Taking large positions ahead of the Bank of England’s noon monetary policy announcements was also not considered wise.

The index had a moderate session yesterday after being pulled down by disappointing financial advice from the stock market given by GlaxoSmithKline, whose 6% drop dragged down the entire FTSE, offsetting the impact of a price high oil on BP and Shell.

IG Index platform traders called the FTSE just 9 points at 6511, but these little predictions can easily be reversed.

Prime Minister Boris Johnson’s warning yesterday of acting too soon to lift Covid lockdowns cast a veil on sentiment, although figures on Britain’s vaccine rollout continue to impress , with over 10 million people now having had the first jab.

Slow progress in Europe has had the opposite effect on investor sentiment, as many UK stocks are heavily dependent on exports.

The Bank of England is expected to leave its monetary policy on hold, citing the lingering uncertainty surrounding the impact of Covid on the economy. This means leaving interest rates at 0.1% and the asset purchase program at £ 895 billion.

The current level of asset purchases was set in November and the economic situation has since changed with the December lockdowns still in place but, on the bright side, a Brexit trade deal with the EU. The latter may be flawed, but it’s a marked improvement over the potential for a no-deal crash it might have had in November.
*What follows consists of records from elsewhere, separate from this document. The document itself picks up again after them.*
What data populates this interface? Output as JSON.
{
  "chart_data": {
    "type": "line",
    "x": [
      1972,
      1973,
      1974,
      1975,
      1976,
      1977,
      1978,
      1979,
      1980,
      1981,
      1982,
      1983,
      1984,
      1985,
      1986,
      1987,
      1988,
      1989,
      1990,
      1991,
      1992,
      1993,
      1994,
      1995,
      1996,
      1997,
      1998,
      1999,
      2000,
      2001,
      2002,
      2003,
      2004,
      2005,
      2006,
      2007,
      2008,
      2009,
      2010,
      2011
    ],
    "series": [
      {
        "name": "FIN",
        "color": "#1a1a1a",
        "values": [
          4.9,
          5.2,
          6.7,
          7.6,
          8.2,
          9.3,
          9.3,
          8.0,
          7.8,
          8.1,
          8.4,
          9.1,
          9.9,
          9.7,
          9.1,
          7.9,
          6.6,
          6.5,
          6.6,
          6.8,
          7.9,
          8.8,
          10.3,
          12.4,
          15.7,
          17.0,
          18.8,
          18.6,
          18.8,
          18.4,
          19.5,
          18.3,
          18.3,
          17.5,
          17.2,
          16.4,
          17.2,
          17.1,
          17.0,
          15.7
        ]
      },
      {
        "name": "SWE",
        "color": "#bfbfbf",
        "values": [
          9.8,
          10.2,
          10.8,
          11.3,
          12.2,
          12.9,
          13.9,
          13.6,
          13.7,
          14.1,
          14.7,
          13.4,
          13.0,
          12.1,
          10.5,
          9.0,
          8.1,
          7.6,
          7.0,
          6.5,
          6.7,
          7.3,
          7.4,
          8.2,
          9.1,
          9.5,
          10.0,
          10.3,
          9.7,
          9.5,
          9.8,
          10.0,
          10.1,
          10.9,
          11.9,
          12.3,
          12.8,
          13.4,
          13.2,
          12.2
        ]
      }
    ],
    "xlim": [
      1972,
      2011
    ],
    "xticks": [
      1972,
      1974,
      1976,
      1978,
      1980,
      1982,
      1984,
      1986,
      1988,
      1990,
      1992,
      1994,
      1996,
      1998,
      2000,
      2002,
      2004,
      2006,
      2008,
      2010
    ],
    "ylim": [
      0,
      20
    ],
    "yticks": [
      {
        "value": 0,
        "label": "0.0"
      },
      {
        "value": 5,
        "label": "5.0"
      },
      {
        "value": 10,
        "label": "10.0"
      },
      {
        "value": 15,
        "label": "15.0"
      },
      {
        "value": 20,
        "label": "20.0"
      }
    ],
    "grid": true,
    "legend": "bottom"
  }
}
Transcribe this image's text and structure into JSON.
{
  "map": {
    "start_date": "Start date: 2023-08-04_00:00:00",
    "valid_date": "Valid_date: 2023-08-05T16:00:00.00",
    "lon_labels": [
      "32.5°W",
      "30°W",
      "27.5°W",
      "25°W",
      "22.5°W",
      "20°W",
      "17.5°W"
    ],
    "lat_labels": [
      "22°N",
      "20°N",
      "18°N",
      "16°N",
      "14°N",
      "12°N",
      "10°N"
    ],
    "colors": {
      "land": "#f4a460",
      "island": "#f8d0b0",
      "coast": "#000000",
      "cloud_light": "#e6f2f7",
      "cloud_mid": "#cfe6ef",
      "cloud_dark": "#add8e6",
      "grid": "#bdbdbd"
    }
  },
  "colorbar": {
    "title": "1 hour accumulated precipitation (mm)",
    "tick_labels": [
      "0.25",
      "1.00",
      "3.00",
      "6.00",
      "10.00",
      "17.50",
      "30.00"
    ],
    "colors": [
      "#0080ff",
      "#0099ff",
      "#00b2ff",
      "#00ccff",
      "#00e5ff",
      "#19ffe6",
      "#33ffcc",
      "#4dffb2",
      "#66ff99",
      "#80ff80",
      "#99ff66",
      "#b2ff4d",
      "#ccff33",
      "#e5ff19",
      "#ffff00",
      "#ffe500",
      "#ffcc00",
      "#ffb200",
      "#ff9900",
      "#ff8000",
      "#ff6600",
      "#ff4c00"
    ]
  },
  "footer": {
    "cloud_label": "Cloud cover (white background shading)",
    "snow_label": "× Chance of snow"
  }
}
As has been the case for months, the markets will be particularly sensitive to any mention in the Bank’s minutes or at a press conference of “negative interest rates”.
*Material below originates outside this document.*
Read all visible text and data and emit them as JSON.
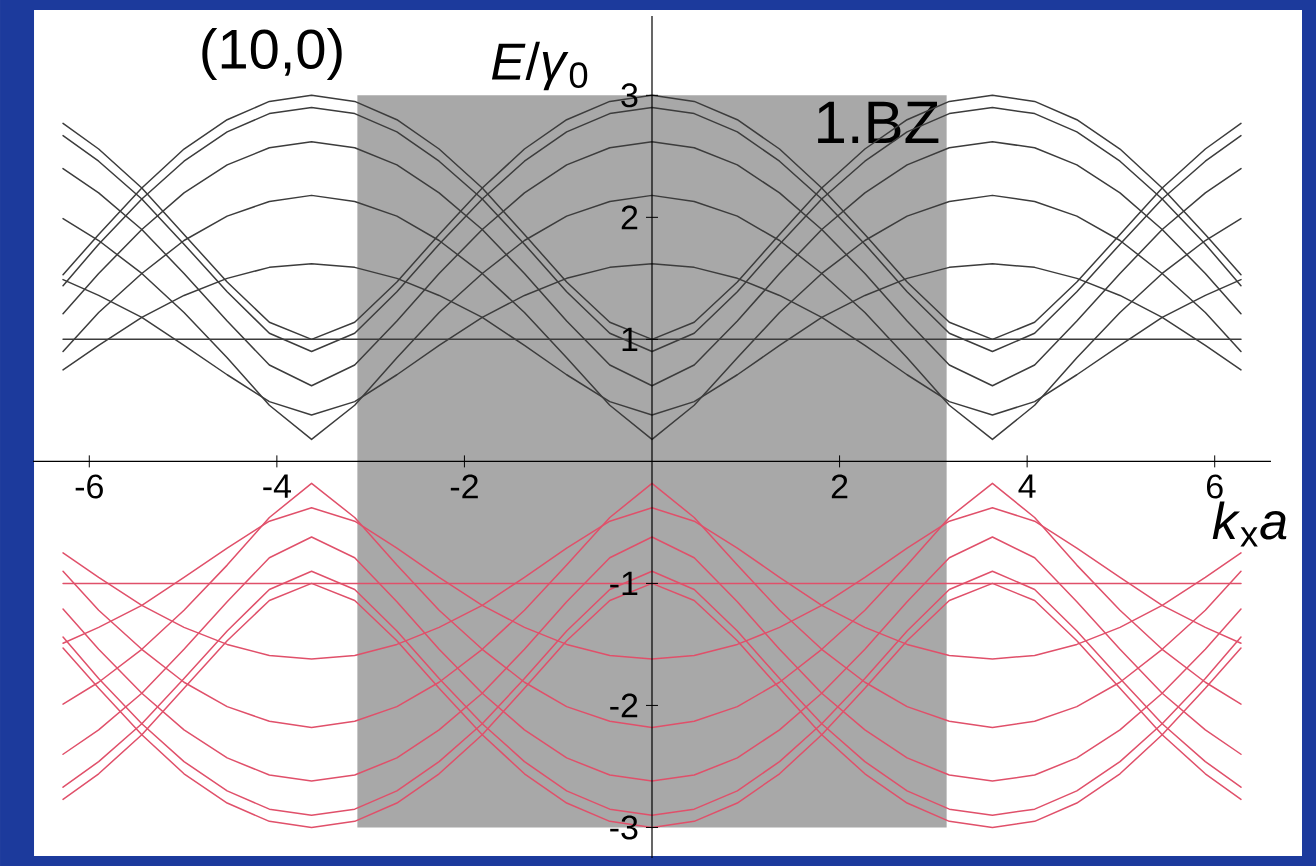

CMC Markets pointed out today that Governor Andrew Bailey described them as “controversial” last month, and that one word has triggered the pound sterling to rise in hopes the Bank does not go down that route.

Also later this morning we receive news on the construction sector of the UK economy. Analysts expect PMI data to hit 52.9 for January, down from 54.6 in December on an index where anything above 50 means expansion.

One of the UK stock market’s darling stocks, publisher Future, could have a bumpy ride after shareholders told the Financial Times they were unhappy with a proposed bonus deal that could see its chief executive Zillah Byng -Thorne pay over £ 40million. .

The FT said two shareholders had expressed concern over the plan which could pay staff up to £ 95million in stock options per year if they meet certain price and dividend targets .

Shareholder advisers Institutional Shareholder Services and Glass Lewis recommended that investors vote against.